We look forward to helping you expand your skills in our fast-growing company 

Working at FUJIFILM Diosynth Biotechnologies 

We offer a competitive compensation package in a site/company growing rapidly, with many opportunities for individual growth, we also offer access to fitness and an attractive canteen. 

FUJIFILM Diosynth Biotechnologies is an industry-leading Biologics Contract Development and Manufacturing Organization (CDMO) with locations in Hillerød, Denmark, Teesside, UK, RTP, North Carolina and College Station, Texas, USA. We use our skills, dedication, and ambition to enable impact for the world’s most innovative biotech and biopharma companies reimagining healthcare’s potential. We work across the entire lifecycle of our customers’ products – enabling success throughout. Every cure, vaccine, biologic, and advancement we contribute to starts with our people and our passion. We fuel one another’s passion, help accelerate progress, expand capabilities, strengthen innovation, and improve processes to improve lives. 

Our Manufacturing site in Hillerød, Denmark, brings together a complete range of expertise, capabilities, and technologies to manufacture advanced biologics. As we continue to enhance and expand our capabilities, we are looking for people who share our passion, drive, and energy – what we call Genki – to join our team. 
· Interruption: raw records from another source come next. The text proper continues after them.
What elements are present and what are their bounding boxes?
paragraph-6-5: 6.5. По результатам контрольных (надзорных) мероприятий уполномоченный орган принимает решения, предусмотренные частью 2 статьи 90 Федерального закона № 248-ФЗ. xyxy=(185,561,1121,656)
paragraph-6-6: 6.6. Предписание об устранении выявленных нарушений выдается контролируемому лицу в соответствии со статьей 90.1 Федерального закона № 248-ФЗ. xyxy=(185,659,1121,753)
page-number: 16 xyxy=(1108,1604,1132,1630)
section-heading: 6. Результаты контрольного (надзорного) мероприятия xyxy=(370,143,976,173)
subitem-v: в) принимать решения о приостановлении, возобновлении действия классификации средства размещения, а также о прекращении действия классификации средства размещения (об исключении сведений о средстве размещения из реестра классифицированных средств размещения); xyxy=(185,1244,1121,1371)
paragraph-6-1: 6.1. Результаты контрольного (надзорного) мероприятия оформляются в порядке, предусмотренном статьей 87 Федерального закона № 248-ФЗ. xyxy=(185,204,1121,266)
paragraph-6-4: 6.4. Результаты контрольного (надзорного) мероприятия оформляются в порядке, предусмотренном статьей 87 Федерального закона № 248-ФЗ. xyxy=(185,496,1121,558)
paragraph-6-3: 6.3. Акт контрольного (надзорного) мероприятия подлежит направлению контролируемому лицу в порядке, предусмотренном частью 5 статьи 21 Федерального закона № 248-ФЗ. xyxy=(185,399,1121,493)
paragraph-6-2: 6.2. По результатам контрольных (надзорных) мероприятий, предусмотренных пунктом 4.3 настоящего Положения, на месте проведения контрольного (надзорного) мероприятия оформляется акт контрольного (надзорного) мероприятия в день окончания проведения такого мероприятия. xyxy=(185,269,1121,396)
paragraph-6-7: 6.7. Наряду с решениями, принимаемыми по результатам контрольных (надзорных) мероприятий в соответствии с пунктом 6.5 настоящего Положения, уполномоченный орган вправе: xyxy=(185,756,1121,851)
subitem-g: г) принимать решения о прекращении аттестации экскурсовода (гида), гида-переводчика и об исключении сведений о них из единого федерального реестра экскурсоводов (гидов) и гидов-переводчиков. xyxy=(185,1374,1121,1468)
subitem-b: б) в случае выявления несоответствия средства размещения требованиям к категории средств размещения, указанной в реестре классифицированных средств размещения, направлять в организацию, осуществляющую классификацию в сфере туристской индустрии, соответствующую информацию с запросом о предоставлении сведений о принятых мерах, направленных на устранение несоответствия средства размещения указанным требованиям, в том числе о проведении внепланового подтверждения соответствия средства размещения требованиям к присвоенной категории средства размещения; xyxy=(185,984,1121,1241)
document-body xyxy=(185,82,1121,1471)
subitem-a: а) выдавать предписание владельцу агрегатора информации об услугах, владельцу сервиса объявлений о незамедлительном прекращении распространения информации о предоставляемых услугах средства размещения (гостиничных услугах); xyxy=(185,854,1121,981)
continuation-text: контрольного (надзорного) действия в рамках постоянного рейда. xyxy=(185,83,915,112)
We offer the chance to be part of a global workplace where passion, drive, and commitment are met with opportunities for professional and personal development. Deeply committed to diversity and inclusion, we ensure that everyone no matter their background or gender has an opportunity to develop. We take pride in enriching our communities, caring for our environment, and cultivating a world of opportunity for future generations. 

We aim to foster a collaborative, innovative and rewarding environment, where diverse perspectives and people come together united by a common purpose and shared values. We pursue our fullest potential as individual contributors and team members. We strive to be the employer of choice and offer a competitive compensation and benefit package. 

FUJIFILM Diosynth Biotechnologies Denmark (FDBD) is an Equal Opportunity Employer. All qualified applicants will receive consideration for employment without regard to race, color, religion, sex, national origin, disability, sexual orientation, gender identify or any other protected class.